I focus attention on the choice of the jumps specification: compound Poisson or Lévy $\alpha$ -stable jumps. The model with Lévy $\alpha$ -stable jumps and joint stochastic volatility DiffSJSV outperforms all other models with respect to the density forecast and VaR analysis, which stems from the fact that it offers one important advantage in the modelling of asset returns. Since joint stochastic volatility makes possible to extract information about latent volatility from both diffusion and jumps and since jumps have infinite activity, they are more informative about the latent volatility. The infinite activity guarantees that it can represent small and frequent jumps as oppose to the Poisson jumps model, which is found to fit only big and rare jumps in returns. Since Poisson jumps occur very rarely, they have only limited information about latent stochastic volatility and even if this information is extracted in the form of stochastic volatility arising from both the diffusion and the jumps in model DiffPJSV, its forecasting performance is dominated by model DiffSJSV.

5 Conclusions

In this paper I address the choice of jump structure and source of stochastic volatility in the continuous-time jump diffusion models of asset returns. I consider two types of jump structures - compound Poisson and infinite activity Lévy $\alpha$ -stable jumps. The source of stochastic volatility comes from the diffusion component, the pure jump component or both. I use data on daily S&P500 index returns since it is a broad indicator of the equity markets. I perform estimation under statistical measure - this allows us to not only answer how the models fit the data but also how they perform in the density forecast and VaR analysis. The large family of models considered lets us marginalize the effects of different jump structures and source of stochastic volatility with respect to goodness of fit and density forecast performance.

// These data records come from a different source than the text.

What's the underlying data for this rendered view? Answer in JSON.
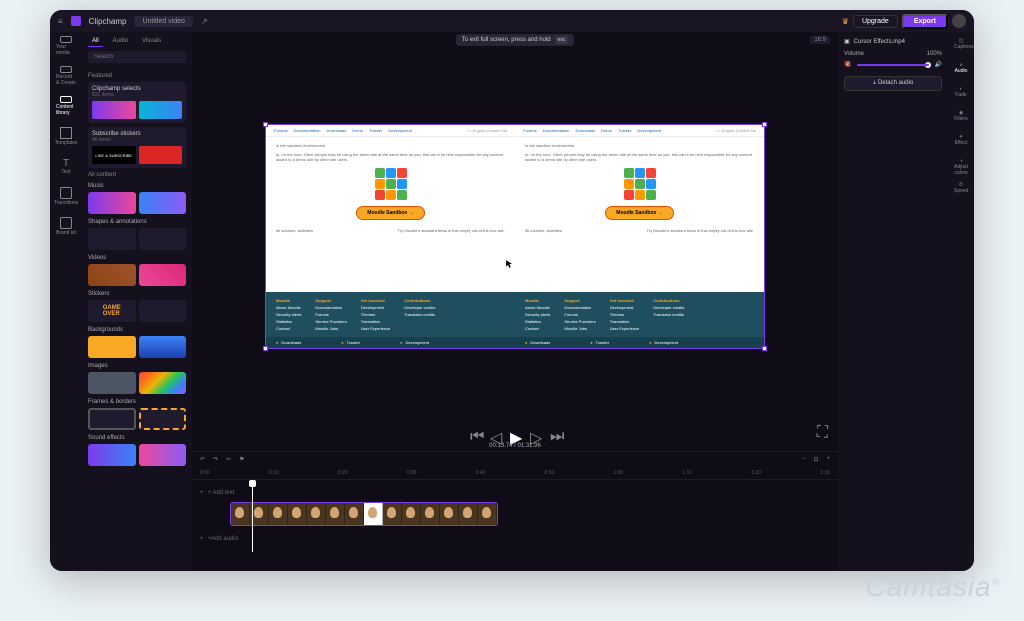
{
  "title": "Clipchamp",
  "tab": "Untitled video",
  "upgrade": "Upgrade",
  "export": "Export",
  "nav": [
    "Your media",
    "Record & Create",
    "Content library",
    "Templates",
    "Text",
    "Transitions",
    "Brand kit"
  ],
  "filters": {
    "all": "All",
    "audio": "Audio",
    "visuals": "Visuals"
  },
  "search_ph": "Search",
  "featured": "Featured",
  "cards": {
    "selects": "Clipchamp selects",
    "selects_sub": "831 items",
    "stickers": "Subscribe stickers",
    "stickers_sub": "46 items",
    "like": "LIKE & SUBSCRIBE"
  },
  "all_content": "All content",
  "cats": [
    "Music",
    "Shapes & annotations",
    "Videos",
    "Stickers",
    "Backgrounds",
    "Images",
    "Frames & borders",
    "Sound effects"
  ],
  "fullscreen": "To exit full screen, press and hold",
  "esc": "esc",
  "ratio": "16:9",
  "moodle_nav": [
    "Forums",
    "Documentation",
    "Downloads",
    "Demo",
    "Tracker",
    "Development"
  ],
  "moodle_lang": "English (United Sta",
  "sandbox_note": "in the sandbox environment.",
  "sandbox_text": "ur, on the hour. Other people may be using the demo site at the same time as you; this can it be held responsible for any content added to a demo site by other site users.",
  "sandbox_btn": "Moodle Sandbox",
  "try_text": "Try Moodle's standard featu",
  "try_text2": "in this empty out-of-the-box site.",
  "courses": "ith courses, activities",
  "footer": {
    "c1": {
      "h": "Moodle",
      "items": [
        "About Moodle",
        "Security alerts",
        "Statistics",
        "Contact"
      ]
    },
    "c2": {
      "h": "Support",
      "items": [
        "Documentation",
        "Forums",
        "Service Providers",
        "Moodle Jobs"
      ]
    },
    "c3": {
      "h": "Get Involved",
      "items": [
        "Development",
        "Themes",
        "Translation",
        "User Experience"
      ]
    },
    "c4": {
      "h": "Contributions",
      "items": [
        "Developer credits",
        "Translator credits"
      ]
    }
  },
  "footer_dl": [
    "Downloads",
    "Tracker",
    "Development"
  ],
  "time": "00:13.74 / 01:31.96",
  "ruler": [
    "0:00",
    "0:10",
    "0:20",
    "0:30",
    "0:40",
    "0:50",
    "1:00",
    "1:10",
    "1:20",
    "1:30"
  ],
  "track_add": "+ Add text",
  "track_audio": "+Add audio",
  "insp_file": "Cursor Effects.mp4",
  "volume": "Volume",
  "vol_val": "100%",
  "detach": "Detach audio",
  "tools": [
    "Captions",
    "Audio",
    "Fade",
    "Filters",
    "Effect",
    "Adjust colors",
    "Speed"
  ],
  "wm": "Camtasia"
}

I face the problem of parameters estimation in the presence of latent stochastic volatility and latent jump sizes. I perform estimation using Bayesian methods and propose a new algorithm for models with Lévy $\alpha$ -stable jumps. My method solves the problem of MCMC state-space separability and thus allows for the estimation of a broad class of contiuous-time jump diffusion models with Lévy $\alpha$ -stable jumps and various sources of stochastic volatility.

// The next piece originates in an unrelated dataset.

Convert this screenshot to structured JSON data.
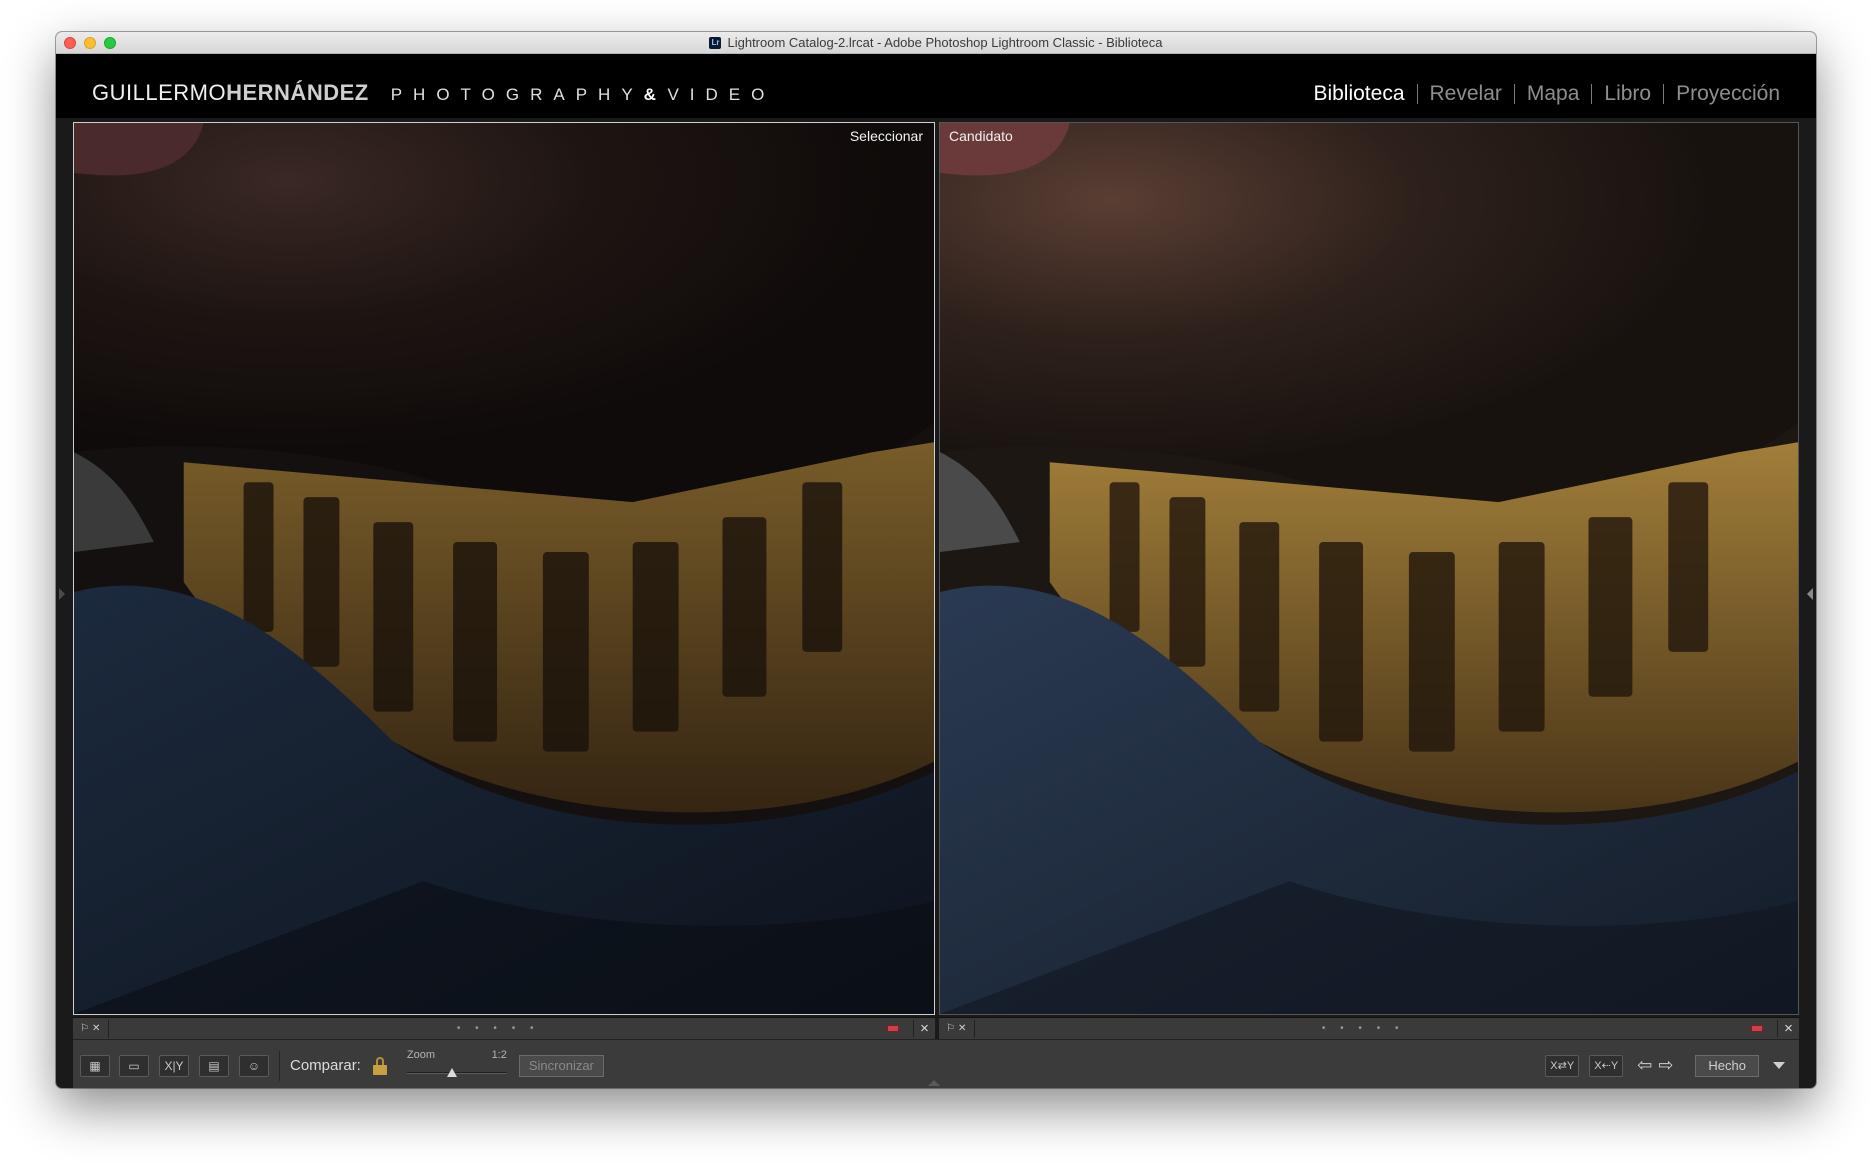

Lévy $\alpha$ -stable jumps dominate compound Poisson jumps specifications with respect to goodness of fit analysis, since the latter are only suited to fit big and rare jumps. Moreover, models with Lévy $\alpha$ -stable jumps can adequately represent kurtosis of the underlying data and skewness of the returns distribution but only if diffusion is included as a source of stochastic volatility. It is important to note that models with stochastic volatility arising only from the pure jump component fail to fit the returns and this feature is irrespective of the jump structure specification. On the other hand, one cannot in a decisive way point out if there is a need for jump component as the second source of stochastic volatility by restricting analysis only to goodness of fit. This conclusion holds for the models with all considered jump structures including infinite activity Lévy $\alpha$ -stable jumps.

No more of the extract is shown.